I do. I thought I was RICH. I mean, taking baths in tubs of dollar bills RICH. Buying the entire bar drinks RICH. Taking luxury vacations and buying designer clothes (read: anything besides sale rack) was on the horizon for me. You betcha.
(And in case you are wondering – I was not rich. Not even close. What I was making at my first job was laughable. But when I compare it to my college jobs, it was big dollars.)
I learned quickly that it’s dangerously simple to get caught in the get game. The game where you want to acquire EVERYTHING for your new job.
- I must get nice new dress clothes to blend in with everyone at my fancy new job.
- I must get a special designer bag to go to and from the office.
- I must get a nice car to blend in with all of the other people parking in the office lot.
- Don’t forget getting lunch out. I’m quite fancy, you know.
It can be really easy to justify it to yourself. It was to me. I was making money, I should be able to spend it.

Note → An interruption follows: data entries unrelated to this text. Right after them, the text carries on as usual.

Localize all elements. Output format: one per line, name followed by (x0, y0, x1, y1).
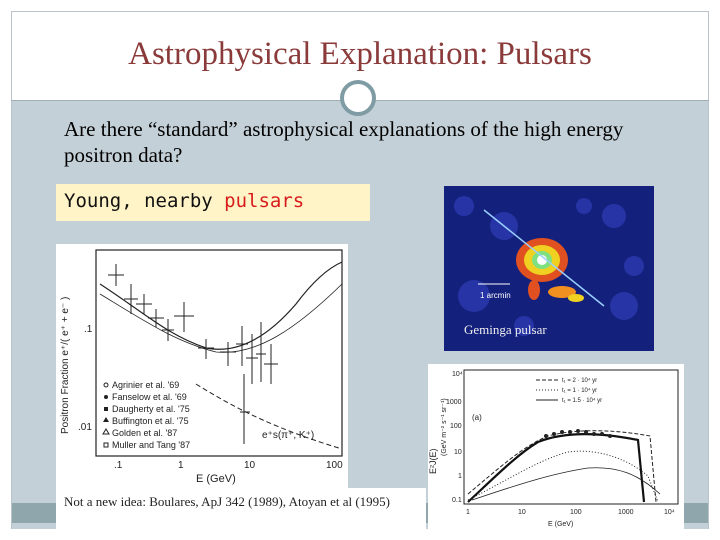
highlight-prefix: Young, nearby (64, 190, 225, 212)
bullet-text: Are there “standard” astrophysical expla… (64, 117, 624, 167)
x-axis-label: E (GeV) (196, 473, 236, 485)
pulsar-spectrum-svg: E²J(E) (GeV m⁻² s⁻¹ sr⁻¹) 10⁴ 1000 100 1… (428, 369, 679, 528)
y-axis-units: (GeV m⁻² s⁻¹ sr⁻¹) (441, 398, 448, 456)
legend-entry: Golden et al. '87 (112, 428, 177, 438)
y-tick: .1 (84, 324, 93, 335)
model-curve (99, 261, 343, 350)
spectrum-curve-thin (471, 467, 661, 501)
plot-frame (463, 369, 679, 505)
x-tick: .1 (114, 460, 123, 471)
plot-frame (95, 249, 343, 457)
citation-caption: Not a new idea: Boulares, ApJ 342 (1989)… (64, 494, 391, 509)
legend: Agrinier et al. '69 Fanselow et al. '69 … (112, 380, 190, 450)
x-tick: 100 (326, 460, 343, 471)
legend-entry: Muller and Tang '87 (112, 440, 190, 450)
model-curve-alt (99, 283, 343, 353)
x-tick: 1 (178, 460, 184, 471)
legend-entry: Agrinier et al. '69 (112, 380, 179, 390)
scale-label: 1 arcmin (480, 291, 511, 300)
annotation-label: e⁺s(π⁺, K⁺) (262, 430, 314, 441)
legend-entry: Daugherty et al. '75 (112, 404, 190, 414)
highlight-word: pulsars (224, 190, 305, 212)
spectrum-curve-dotted (467, 450, 659, 503)
x-axis-label: E (GeV) (548, 521, 573, 528)
data-points (108, 264, 278, 444)
y-tick: 1 (458, 473, 462, 480)
geminga-xray-map: 1 arcmin (444, 186, 654, 351)
y-tick: 10⁴ (452, 371, 463, 378)
highlight-box (56, 184, 370, 221)
geminga-label: Geminga pulsar (464, 322, 547, 337)
x-tick: 10⁴ (664, 509, 675, 516)
legend-entry: Fanselow et al. '69 (112, 392, 187, 402)
geminga-pulsar-image: 1 arcmin (444, 186, 654, 351)
y-axis-label: E²J(E) (428, 449, 438, 475)
x-tick: 10 (518, 509, 526, 516)
x-axis-symbol: E (548, 521, 553, 528)
panel-label: (a) (472, 413, 482, 422)
legend-lines (536, 379, 558, 401)
y-axis-label: Positron Fraction e⁺/( e⁺ + e⁻ ) (60, 297, 71, 434)
x-axis-units: (GeV) (555, 521, 574, 528)
positron-fraction-svg: Positron Fraction e⁺/( e⁺ + e⁻ ) .1 .01 … (60, 249, 343, 485)
spectrum-data-points (544, 429, 612, 438)
legend-entry: t₁ = 1 · 10⁴ yr (562, 387, 597, 394)
y-tick: 10 (454, 449, 462, 456)
legend-entry: t₁ = 2 · 10⁴ yr (562, 377, 597, 384)
pulsar-spectrum-plot: E²J(E) (GeV m⁻² s⁻¹ sr⁻¹) 10⁴ 1000 100 1… (428, 364, 684, 530)
y-tick: 100 (450, 423, 462, 430)
legend: t₁ = 2 · 10⁴ yr t₁ = 1 · 10⁴ yr t₁ = 1.5… (562, 377, 602, 404)
caption-background (56, 488, 426, 529)
y-tick: 0.1 (452, 497, 462, 504)
legend-entry: t₁ = 1.5 · 10⁴ yr (562, 397, 602, 404)
slide-title: Astrophysical Explanation: Pulsars (128, 36, 592, 72)
legend-markers (102, 382, 110, 448)
legend-entry: Buffington et al. '75 (112, 416, 189, 426)
divider-circle-ornament (340, 80, 376, 116)
x-tick: 1000 (618, 509, 634, 516)
x-tick: 1 (466, 509, 470, 516)
positron-fraction-plot: Positron Fraction e⁺/( e⁺ + e⁻ ) .1 .01 … (56, 244, 348, 488)
y-tick: 1000 (446, 399, 462, 406)
x-tick: 10 (244, 460, 256, 471)
x-tick: 100 (570, 509, 582, 516)
spectrum-curve-dashed (467, 430, 657, 503)
secondary-production-curve (195, 383, 343, 450)
y-tick: .01 (78, 422, 92, 433)
highlight-text: Young, nearby pulsars (64, 190, 304, 212)
spectrum-curve-main (467, 433, 646, 503)
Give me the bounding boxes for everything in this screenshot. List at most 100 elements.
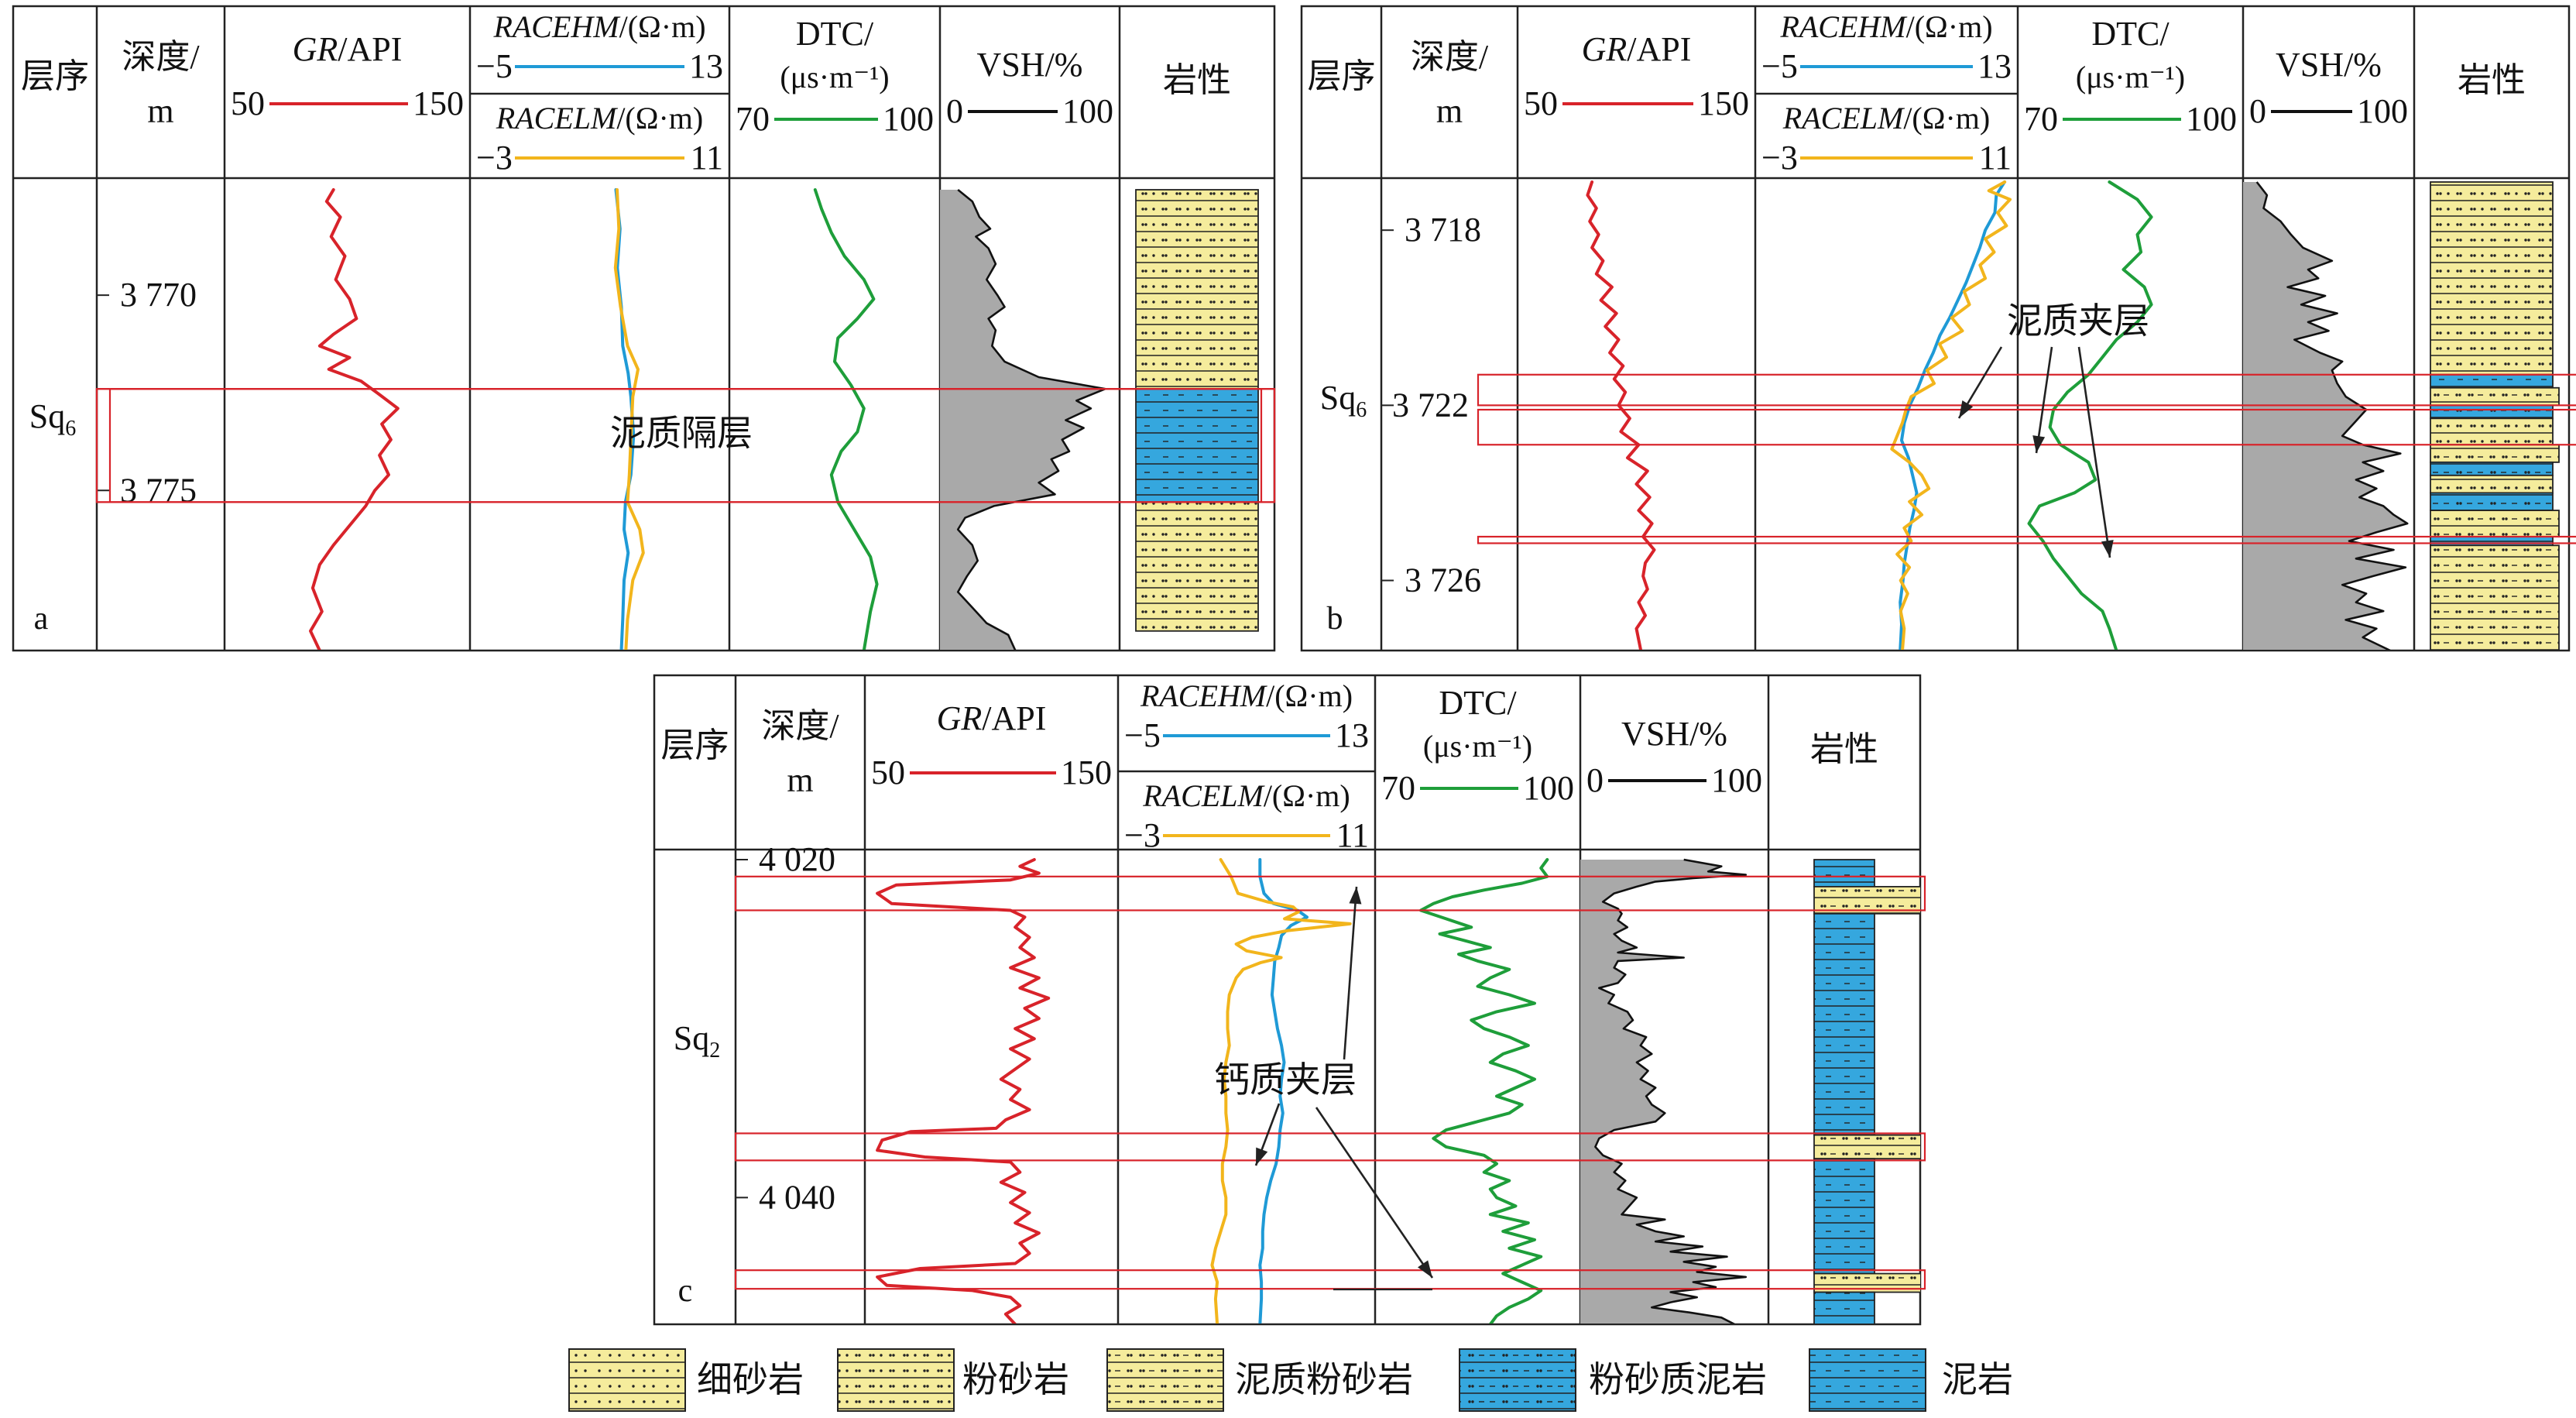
annotation-arrow-head — [1417, 1260, 1432, 1278]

This was our engagement photo. It just cracks me up so I thought I’d include it. I made him wear those loafers. Loafers. Ha.
Anyway – Ryan helped me discover the beauty of saving. I still struggle with it sometimes. When the gets snuck up on me.
But over the past seven years, I learned to battle the temptation to keep getting. Instead, we work hard to put as much of our incomes into savings as possible. We bought cheap houses. (I mean, cheap cheap.) We did everything ourselves. We accepted more hand-me-downs than should be legal. We were able to buy several income properties and save some more. We pay for everything with cash. If we can’t, we don’t buy it.
All of this is what allowed us to be in the position for me to stay home with Henry last year. My new job. It doesn’t pay very well. And the boss is sort of demanding. But the work is pretty rewarding.
And that’s worth more than any designer handbag or suit.
You may be rolling your eyes. All of this advice isn’t really advice at all. It’s not an easy solution or an overnight change. You want a list of 10 things to do. I know it’s not simple. It’s not easy for me, either.
But – my advice? When you get that first paycheck – sock as much of it away as possible. Take any employer match that you can for your retirement. And then save some more. Even if you love your job, that savings gives you leverage for the future. It gives you options.
Options are a beautiful thing.
What’s your biggest piece of advice for someone starting a new job?